Petite perle de songwriting hexagonale, Les Tortures Volontaires confirme tout le bien que l’on pensait déjà d’Arman Méliès. Cultivant le «home made» (la plupart des instruments : c’est lui), ce touche à tout révéré par Dominique A et Bashung semble s’être enfermé de longs mois dans son studio pour patiemment accoucher de ces dix perles aux tonalités marines, qui note après note rendent nuits blanches et isolement presque palpables. Suite à son premier album Néons Blancs et Asphaltine en 2004, premier jet prometteur davantage éclaté (accompagné d'un joli Ep), ce second effort plus assuré impressionne par sa force tranquille et sa cohérence.

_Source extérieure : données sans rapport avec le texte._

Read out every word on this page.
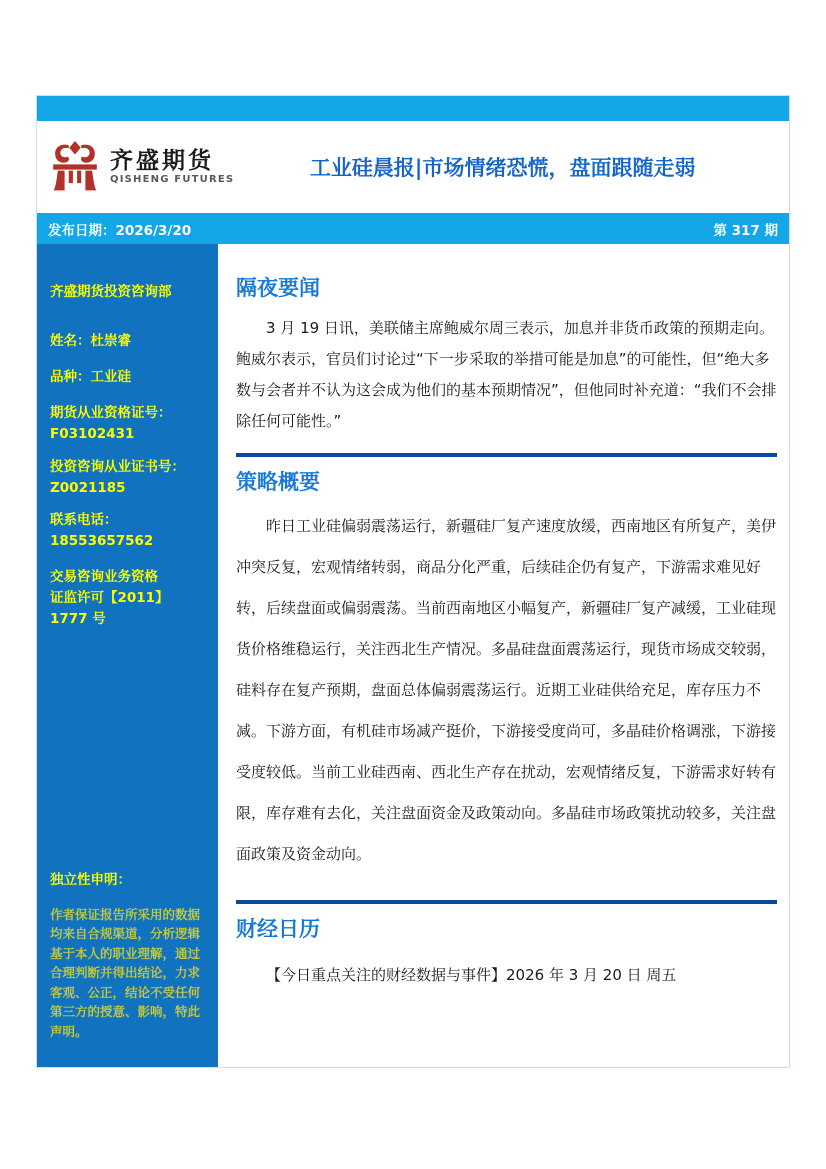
齐盛期货
QISHENG FUTURES	工业硅晨报|市场情绪恐慌，盘面跟随走弱
发布日期：2026/3/20	第 317 期
齐盛期货投资咨询部
姓名：杜崇睿
品种：工业硅
期货从业资格证号：
F03102431
投资咨询从业证书号：
Z0021185
联系电话：18553657562
交易咨询业务资格
证监许可【2011】1777 号
独立性申明：
作者保证报告所采用的数据均来自合规渠道，分析逻辑基于本人的职业理解，通过合理判断并得出结论，力求客观、公正，结论不受任何第三方的授意、影响，特此声明。
隔夜要闻

3 月 19 日讯，美联储主席鲍威尔周三表示，加息并非货币政策的预期走向。鲍威尔表示，官员们讨论过“下一步采取的举措可能是加息”的可能性，但“绝大多数与会者并不认为这会成为他们的基本预期情况”，但他同时补充道：“我们不会排除任何可能性。”

策略概要

昨日工业硅偏弱震荡运行，新疆硅厂复产速度放缓，西南地区有所复产，美伊冲突反复，宏观情绪转弱，商品分化严重，后续硅企仍有复产，下游需求难见好转，后续盘面或偏弱震荡。当前西南地区小幅复产，新疆硅厂复产减缓，工业硅现货价格维稳运行，关注西北生产情况。多晶硅盘面震荡运行，现货市场成交较弱，硅料存在复产预期，盘面总体偏弱震荡运行。近期工业硅供给充足，库存压力不减。下游方面，有机硅市场减产挺价，下游接受度尚可，多晶硅价格调涨，下游接受度较低。当前工业硅西南、西北生产存在扰动，宏观情绪反复，下游需求好转有限，库存难有去化，关注盘面资金及政策动向。多晶硅市场政策扰动较多，关注盘面政策及资金动向。

财经日历

【今日重点关注的财经数据与事件】2026 年 3 月 20 日 周五
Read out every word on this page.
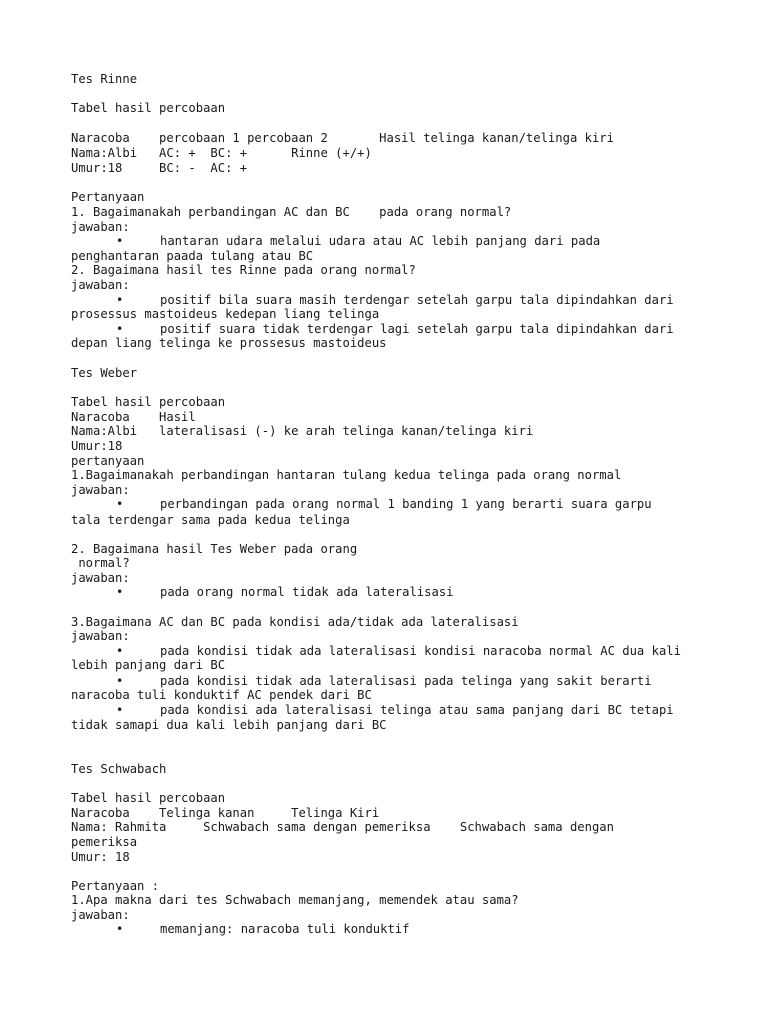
Tes Rinne
Tabel hasil percobaan
Naracoba    percobaan 1 percobaan 2       Hasil telinga kanan/telinga kiri
Nama:Albi   AC: +  BC: +      Rinne (+/+)
Umur:18     BC: -  AC: +
Pertanyaan
1. Bagaimanakah perbandingan AC dan BC    pada orang normal?
jawaban:
•	hantaran udara melalui udara atau AC lebih panjang dari pada
penghantaran paada tulang atau BC
2. Bagaimana hasil tes Rinne pada orang normal?
jawaban:
•	positif bila suara masih terdengar setelah garpu tala dipindahkan dari
prosessus mastoideus kedepan liang telinga
•	positif suara tidak terdengar lagi setelah garpu tala dipindahkan dari
depan liang telinga ke prossesus mastoideus
Tes Weber
Tabel hasil percobaan
Naracoba    Hasil
Nama:Albi   lateralisasi (-) ke arah telinga kanan/telinga kiri
Umur:18
pertanyaan
1.Bagaimanakah perbandingan hantaran tulang kedua telinga pada orang normal
jawaban:
•	perbandingan pada orang normal 1 banding 1 yang berarti suara garpu
tala terdengar sama pada kedua telinga
2. Bagaimana hasil Tes Weber pada orang
normal?
jawaban:
•	pada orang normal tidak ada lateralisasi
3.Bagaimana AC dan BC pada kondisi ada/tidak ada lateralisasi
jawaban:
•	pada kondisi tidak ada lateralisasi kondisi naracoba normal AC dua kali
lebih panjang dari BC
•	pada kondisi tidak ada lateralisasi pada telinga yang sakit berarti
naracoba tuli konduktif AC pendek dari BC
•	pada kondisi ada lateralisasi telinga atau sama panjang dari BC tetapi
tidak samapi dua kali lebih panjang dari BC
Tes Schwabach
Tabel hasil percobaan
Naracoba    Telinga kanan     Telinga Kiri
Nama: Rahmita     Schwabach sama dengan pemeriksa    Schwabach sama dengan
pemeriksa
Umur: 18
Pertanyaan :
1.Apa makna dari tes Schwabach memanjang, memendek atau sama?
jawaban:
•	memanjang: naracoba tuli konduktif
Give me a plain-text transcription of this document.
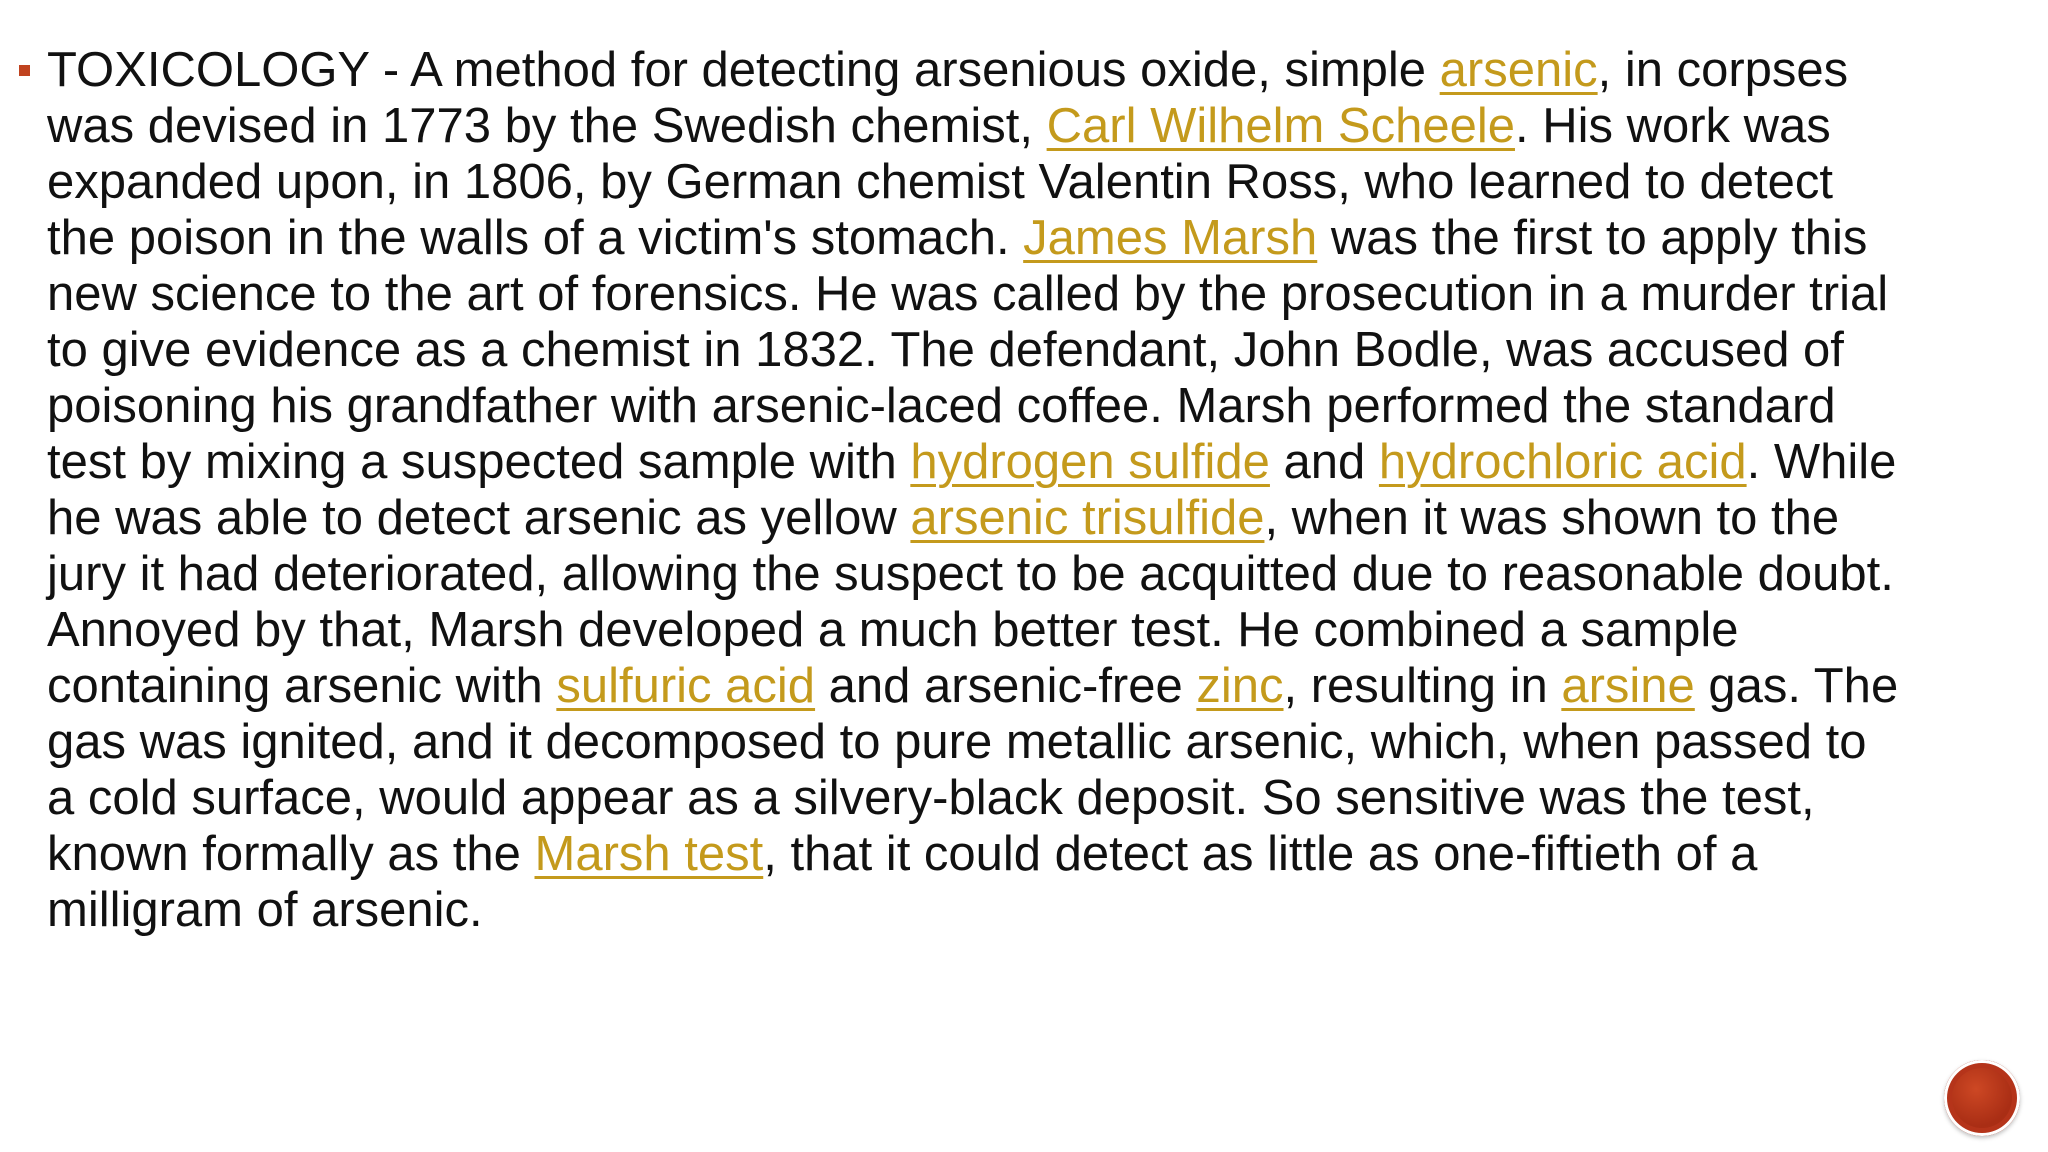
TOXICOLOGY - A method for detecting arsenious oxide, simple arsenic, in corpses
was devised in 1773 by the Swedish chemist, Carl Wilhelm Scheele. His work was
expanded upon, in 1806, by German chemist Valentin Ross, who learned to detect
the poison in the walls of a victim's stomach. James Marsh was the first to apply this
new science to the art of forensics. He was called by the prosecution in a murder trial
to give evidence as a chemist in 1832. The defendant, John Bodle, was accused of
poisoning his grandfather with arsenic-laced coffee. Marsh performed the standard
test by mixing a suspected sample with hydrogen sulfide and hydrochloric acid. While
he was able to detect arsenic as yellow arsenic trisulfide, when it was shown to the
jury it had deteriorated, allowing the suspect to be acquitted due to reasonable doubt.
Annoyed by that, Marsh developed a much better test. He combined a sample
containing arsenic with sulfuric acid and arsenic-free zinc, resulting in arsine gas. The
gas was ignited, and it decomposed to pure metallic arsenic, which, when passed to
a cold surface, would appear as a silvery-black deposit. So sensitive was the test,
known formally as the Marsh test, that it could detect as little as one-fiftieth of a
milligram of arsenic.
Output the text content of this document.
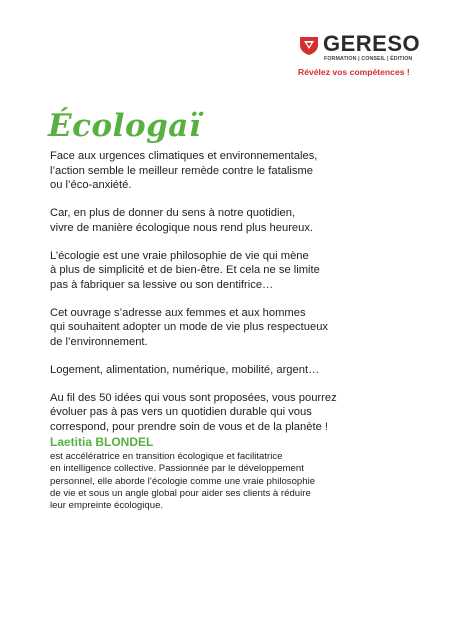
GERESO
FORMATION | CONSEIL | ÉDITION
Révélez vos compétences !
Écologaï

Face aux urgences climatiques et environnementales,
l’action semble le meilleur remède contre le fatalisme
ou l’éco-anxiété.

Car, en plus de donner du sens à notre quotidien,
vivre de manière écologique nous rend plus heureux.

L’écologie est une vraie philosophie de vie qui mène
à plus de simplicité et de bien-être. Et cela ne se limite
pas à fabriquer sa lessive ou son dentifrice…

Cet ouvrage s’adresse aux femmes et aux hommes
qui souhaitent adopter un mode de vie plus respectueux
de l’environnement.

Logement, alimentation, numérique, mobilité, argent…

Au fil des 50 idées qui vous sont proposées, vous pourrez
évoluer pas à pas vers un quotidien durable qui vous
correspond, pour prendre soin de vous et de la planète !

Laetitia BLONDEL
est accélératrice en transition écologique et facilitatrice
en intelligence collective. Passionnée par le développement
personnel, elle aborde l’écologie comme une vraie philosophie
de vie et sous un angle global pour aider ses clients à réduire
leur empreinte écologique.
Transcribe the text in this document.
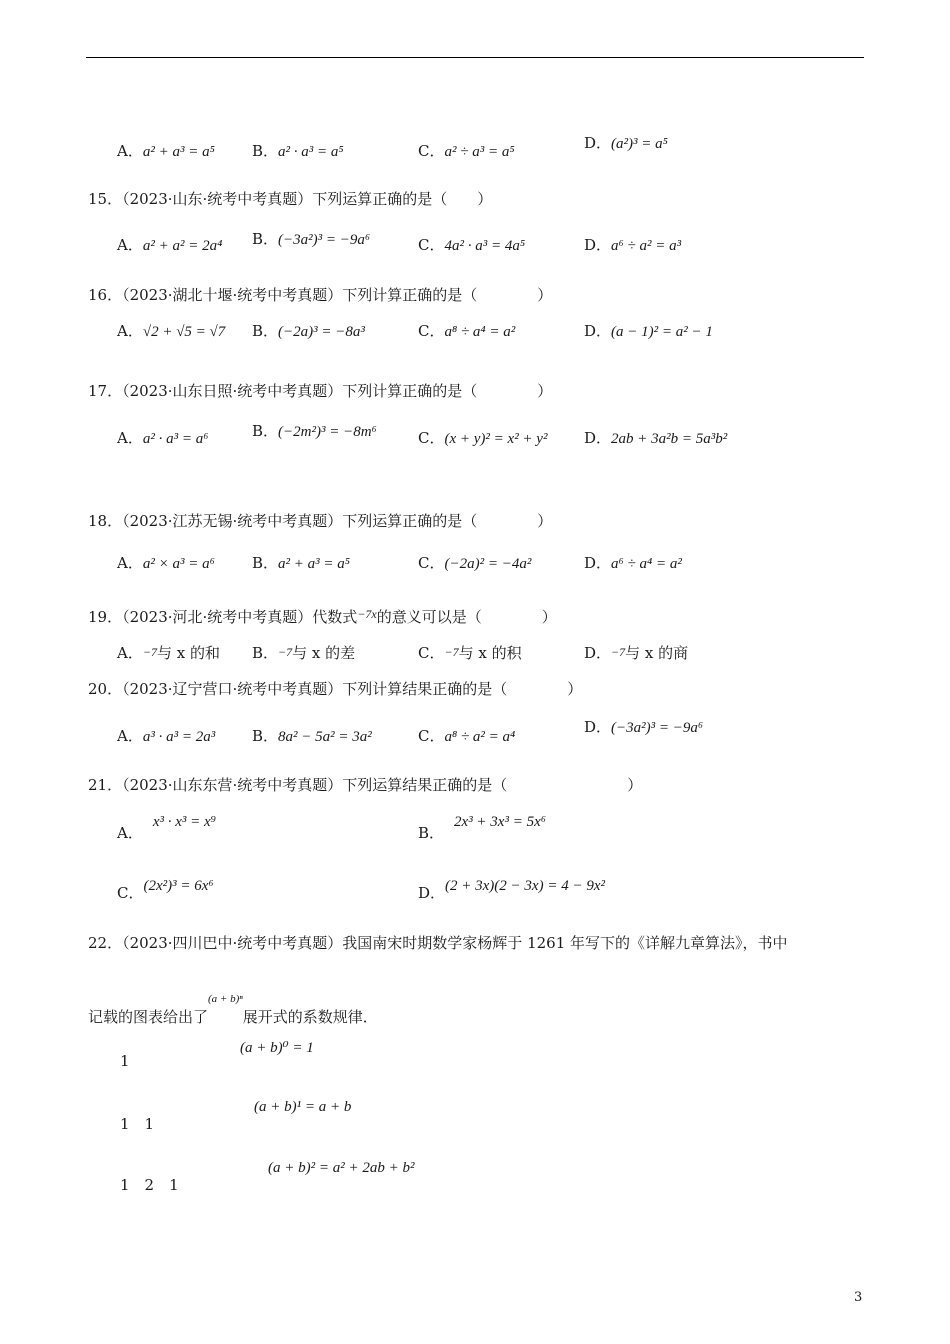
A．a² + a³ = a⁵ B．a² · a³ = a⁵	C．a² ÷ a³ = a⁵	D．(a²)³ = a⁵
15．（2023·山东·统考中考真题）下列运算正确的是（　　）
A．a² + a² = 2a⁴ B．(−3a²)³ = −9a⁶	C．4a² · a³ = 4a⁵	D．a⁶ ÷ a² = a³
16．（2023·湖北十堰·统考中考真题）下列计算正确的是（　　　　）
A．√2 + √5 = √7 B．(−2a)³ = −8a³	C．a⁸ ÷ a⁴ = a²	D．(a − 1)² = a² − 1
17．（2023·山东日照·统考中考真题）下列计算正确的是（　　　　）
A．a² · a³ = a⁶	B．(−2m²)³ = −8m⁶	C．(x + y)² = x² + y² D．2ab + 3a²b = 5a³b²
18．（2023·江苏无锡·统考中考真题）下列运算正确的是（　　　　）
A．a² × a³ = a⁶ B．a² + a³ = a⁵	C．(−2a)² = −4a²	D．a⁶ ÷ a⁴ = a²
19．（2023·河北·统考中考真题）代数式$^{-7x}$的意义可以是（　　　　）
A．−7与 x 的和 B．−7与 x 的差	C．−7与 x 的积	D．−7与 x 的商
20．（2023·辽宁营口·统考中考真题）下列计算结果正确的是（　　　　）
A．a³ · a³ = 2a³ B．8a² − 5a² = 3a²	C．a⁸ ÷ a² = a⁴
D．(−3a²)³ = −9a⁶
21．（2023·山东东营·统考中考真题）下列运算结果正确的是（　　　　　　　　）
A．x³ · x³ = x⁹
B．2x³ + 3x³ = 5x⁶
C．(2x²)³ = 6x⁶	D．(2 + 3x)(2 − 3x) = 4 − 9x²
22．（2023·四川巴中·统考中考真题）我国南宋时期数学家杨辉于 1261 年写下的《详解九章算法》，书中
记载的图表给出了$^{(a + b)^n}$展开式的系数规律．
1
(a + b)⁰ = 1
1　1
(a + b)¹ = a + b
1　2　1
(a + b)² = a² + 2ab + b²
3
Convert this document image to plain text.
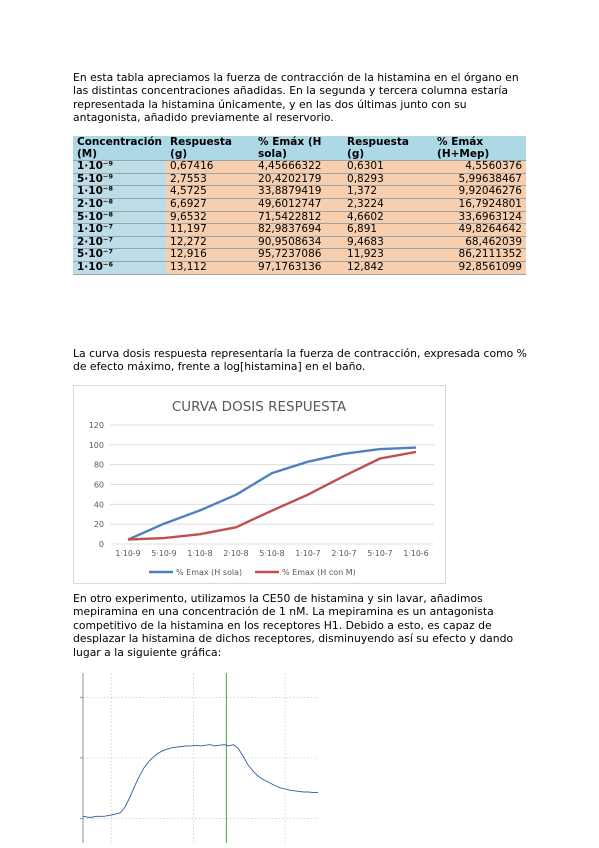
En esta tabla apreciamos la fuerza de contracción de la histamina en el órgano en las distintas concentraciones añadidas. En la segunda y tercera columna estaría representada la histamina únicamente, y en las dos últimas junto con su antagonista, añadido previamente al reservorio.

Concentración (M)	Respuesta (g)	% Emáx (H sola)	Respuesta (g)	% Emáx (H+Mep)
1·10⁻⁹	0,67416	4,45666322	0,6301	4,5560376
5·10⁻⁹	2,7553	20,4202179	0,8293	5,99638467
1·10⁻⁸	4,5725	33,8879419	1,372	9,92046276
2·10⁻⁸	6,6927	49,6012747	2,3224	16,7924801
5·10⁻⁸	9,6532	71,5422812	4,6602	33,6963124
1·10⁻⁷	11,197	82,9837694	6,891	49,8264642
2·10⁻⁷	12,272	90,9508634	9,4683	68,462039
5·10⁻⁷	12,916	95,7237086	11,923	86,2111352
1·10⁻⁶	13,112	97,1763136	12,842	92,8561099

La curva dosis respuesta representaría la fuerza de contracción, expresada como % de efecto máximo, frente a log[histamina] en el baño.

CURVA DOSIS RESPUESTA
0
20
40
60
80
100
120
1·10-9 5·10-9 1·10-8 2·10-8 5·10-8 1·10-7 2·10-7 5·10-7 1·10-6
% Emax (H sola)	% Emax (H con M)

En otro experimento, utilizamos la CE50 de histamina y sin lavar, añadimos mepiramina en una concentración de 1 nM. La mepiramina es un antagonista competitivo de la histamina en los receptores H1. Debido a esto, es capaz de desplazar la histamina de dichos receptores, disminuyendo así su efecto y dando lugar a la siguiente gráfica:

Arman Méliès cultive la sensibilité à outrance. Mais attention à ne pas la confondre avec sensiblerie. Jamais des textes dans la langue de Molière n’ont rendu si palpable le sentiment de mélancolie sans verser dans le pathétique ou l’apitoiement sur soi. Plutôt poétiques, fils d’Ariane nous guidant les yeux fermés vers un lointain onirique, les vers d’Arman suscitent la magie issue d’un autre âge (un certain côté entre deux guerres, renforcé par le graphisme de la pochette). Côté musique, c’est l’assurance qui prévaut : lignes de guitares scintillantes où se lovent la grandeur de Morricone et tout le confort du folk Américain. L’écrin souvent en mode mineur sait se sublimer au besoin, à témoin «Les Alizés» ou «Dora», petits joyaux qui n’hésitent pas à invoquer la fée électricité sur plusieurs minutes de climax.
Subtiles et raffinées, ces Tortures Volontaires rendent la beauté presque douloureuse, là où l’imaginaire supplante le réel, où le rêve déforme notre quotidien. C’est suffisamment rare dans le paysage de la chanson française pour en appeler à une haie d’honneur.